Correspondance de Voltaire/1766/Lettre 6548

Correspondance : année 1766GarnierŒuvres complètes de Voltaire, tome 44 (p. 477-478).

6548. — À MADAME DE SAINT-JULIEN[1].
À Ferney, 28 octobre.

Je ne sais, madame, si vous avez reçu une lettre que j’eus l’honneur de vous adresser à la Grange-Batelière, il y a environ un mois. Il me souvient que dans le temps où vous honorâtes mon couvent de votre apparition, vous me dîtes que les lettres qu’on vous écrivait étaient quelquefois reçues par votre ex-mari ; il aura vu que je suis un galant presque aussi dangereux que Moncrif, quoique je ne sois pas si bien coiffé que lui, et voilà à peu près tout ce qu’il aura vu. Je crois que je vous parlais encore d’un galérien. Enfin, je suis curieux de savoir si ma lettre vous est parvenue : je serais encore plus curieux, madame, d’apprendre si vous êtes heureuse, si votre brillante imagination vous fait goûter les plaisirs des illusions, ou si vous en avez de réels ; si vous tuez des perdrix ou si vous vous contentez de tuer le temps ; si vous avez vu Mlle  Durancy[2] et si vous en avez été contente ; si vous avez lu le procès de Hume et de Jean-Jacques, et s’il vous a fait bâiller.

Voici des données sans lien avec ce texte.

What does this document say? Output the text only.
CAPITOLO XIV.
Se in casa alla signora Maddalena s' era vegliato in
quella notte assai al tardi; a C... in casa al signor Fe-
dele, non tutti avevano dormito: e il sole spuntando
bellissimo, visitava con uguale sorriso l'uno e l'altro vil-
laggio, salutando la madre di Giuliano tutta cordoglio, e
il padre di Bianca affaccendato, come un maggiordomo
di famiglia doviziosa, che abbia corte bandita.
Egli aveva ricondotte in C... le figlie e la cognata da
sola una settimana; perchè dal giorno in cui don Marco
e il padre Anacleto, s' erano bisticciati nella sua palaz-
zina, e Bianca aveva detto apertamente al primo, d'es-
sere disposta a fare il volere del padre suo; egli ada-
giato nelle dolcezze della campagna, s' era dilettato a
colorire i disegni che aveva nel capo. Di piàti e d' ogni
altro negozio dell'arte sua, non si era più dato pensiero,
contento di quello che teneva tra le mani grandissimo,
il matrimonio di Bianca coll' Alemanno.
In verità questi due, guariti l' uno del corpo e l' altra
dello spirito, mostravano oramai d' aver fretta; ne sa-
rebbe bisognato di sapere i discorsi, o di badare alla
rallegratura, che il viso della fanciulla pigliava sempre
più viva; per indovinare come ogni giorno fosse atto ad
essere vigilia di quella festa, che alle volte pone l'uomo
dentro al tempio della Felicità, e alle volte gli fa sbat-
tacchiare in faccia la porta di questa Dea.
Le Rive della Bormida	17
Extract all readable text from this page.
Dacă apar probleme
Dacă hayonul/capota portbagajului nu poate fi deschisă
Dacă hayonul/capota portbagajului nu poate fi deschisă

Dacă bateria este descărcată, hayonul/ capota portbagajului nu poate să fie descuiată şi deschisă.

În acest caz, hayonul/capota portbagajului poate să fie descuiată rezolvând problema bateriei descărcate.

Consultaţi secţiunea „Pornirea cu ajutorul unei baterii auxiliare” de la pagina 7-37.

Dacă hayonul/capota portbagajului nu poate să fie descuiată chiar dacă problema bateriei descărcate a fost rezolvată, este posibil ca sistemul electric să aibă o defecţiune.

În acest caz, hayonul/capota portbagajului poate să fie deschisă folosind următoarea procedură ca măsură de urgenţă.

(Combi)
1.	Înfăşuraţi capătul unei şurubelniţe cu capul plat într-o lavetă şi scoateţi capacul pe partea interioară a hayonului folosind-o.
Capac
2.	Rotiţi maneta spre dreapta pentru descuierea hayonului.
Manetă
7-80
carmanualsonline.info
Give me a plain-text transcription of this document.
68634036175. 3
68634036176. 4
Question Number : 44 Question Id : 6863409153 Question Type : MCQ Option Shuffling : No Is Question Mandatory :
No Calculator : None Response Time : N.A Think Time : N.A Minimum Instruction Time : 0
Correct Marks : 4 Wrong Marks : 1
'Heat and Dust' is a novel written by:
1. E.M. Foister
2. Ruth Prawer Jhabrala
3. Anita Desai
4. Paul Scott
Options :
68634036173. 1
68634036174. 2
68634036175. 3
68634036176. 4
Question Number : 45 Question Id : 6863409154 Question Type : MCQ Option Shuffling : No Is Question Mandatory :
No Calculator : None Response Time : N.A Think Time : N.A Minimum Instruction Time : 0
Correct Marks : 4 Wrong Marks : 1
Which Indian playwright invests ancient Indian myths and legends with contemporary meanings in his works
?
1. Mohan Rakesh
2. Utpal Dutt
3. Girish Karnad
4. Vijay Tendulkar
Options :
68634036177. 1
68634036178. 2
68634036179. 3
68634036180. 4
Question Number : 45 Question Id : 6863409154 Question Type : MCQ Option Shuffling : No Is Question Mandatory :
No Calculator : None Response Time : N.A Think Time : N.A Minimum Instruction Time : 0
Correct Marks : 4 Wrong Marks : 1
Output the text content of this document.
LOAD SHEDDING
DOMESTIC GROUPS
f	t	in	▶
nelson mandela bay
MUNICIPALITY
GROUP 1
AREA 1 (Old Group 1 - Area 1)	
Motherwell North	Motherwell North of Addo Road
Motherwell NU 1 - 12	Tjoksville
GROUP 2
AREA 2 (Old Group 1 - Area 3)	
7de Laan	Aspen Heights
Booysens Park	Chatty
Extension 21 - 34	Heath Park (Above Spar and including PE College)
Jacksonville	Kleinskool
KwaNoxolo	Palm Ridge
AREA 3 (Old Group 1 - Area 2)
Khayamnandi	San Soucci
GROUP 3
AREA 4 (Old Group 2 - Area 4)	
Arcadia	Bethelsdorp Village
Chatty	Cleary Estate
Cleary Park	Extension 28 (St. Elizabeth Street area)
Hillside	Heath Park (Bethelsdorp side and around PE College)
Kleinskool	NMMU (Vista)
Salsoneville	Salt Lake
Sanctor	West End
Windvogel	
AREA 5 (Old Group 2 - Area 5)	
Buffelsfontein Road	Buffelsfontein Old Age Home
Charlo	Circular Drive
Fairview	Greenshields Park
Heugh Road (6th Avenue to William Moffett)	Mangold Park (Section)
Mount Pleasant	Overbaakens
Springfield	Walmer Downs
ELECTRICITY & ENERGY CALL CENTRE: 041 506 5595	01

N’allez-vous pas mettre M.  Thomas de l’Académie ? L’abbé de Voisenon ne lui refusera pas sa voix ; le public lui donne la sienne. Pour moi, madame, je vous donne la mienne : car vous avez plus de goût et d’esprit que toute notre Académie ensemble. Je suis bien content de M.  le duc de Choiseul ; c’est une belle âme. Je me mets à vos pieds, madame.

  1. Éditeurs, de Cayrol et François.
  2. De la Comédie française. Elle avait d’abord débuté sans succès à l’Opéra. Il parait qu’elle ne fut pas meilleure comédienne que chanteuse. Aussi Mlle  Durancy est-elle moins connue par son talent que par un jeu de mots un peu leste de Sophie Arnould sur son nom. (A. F.)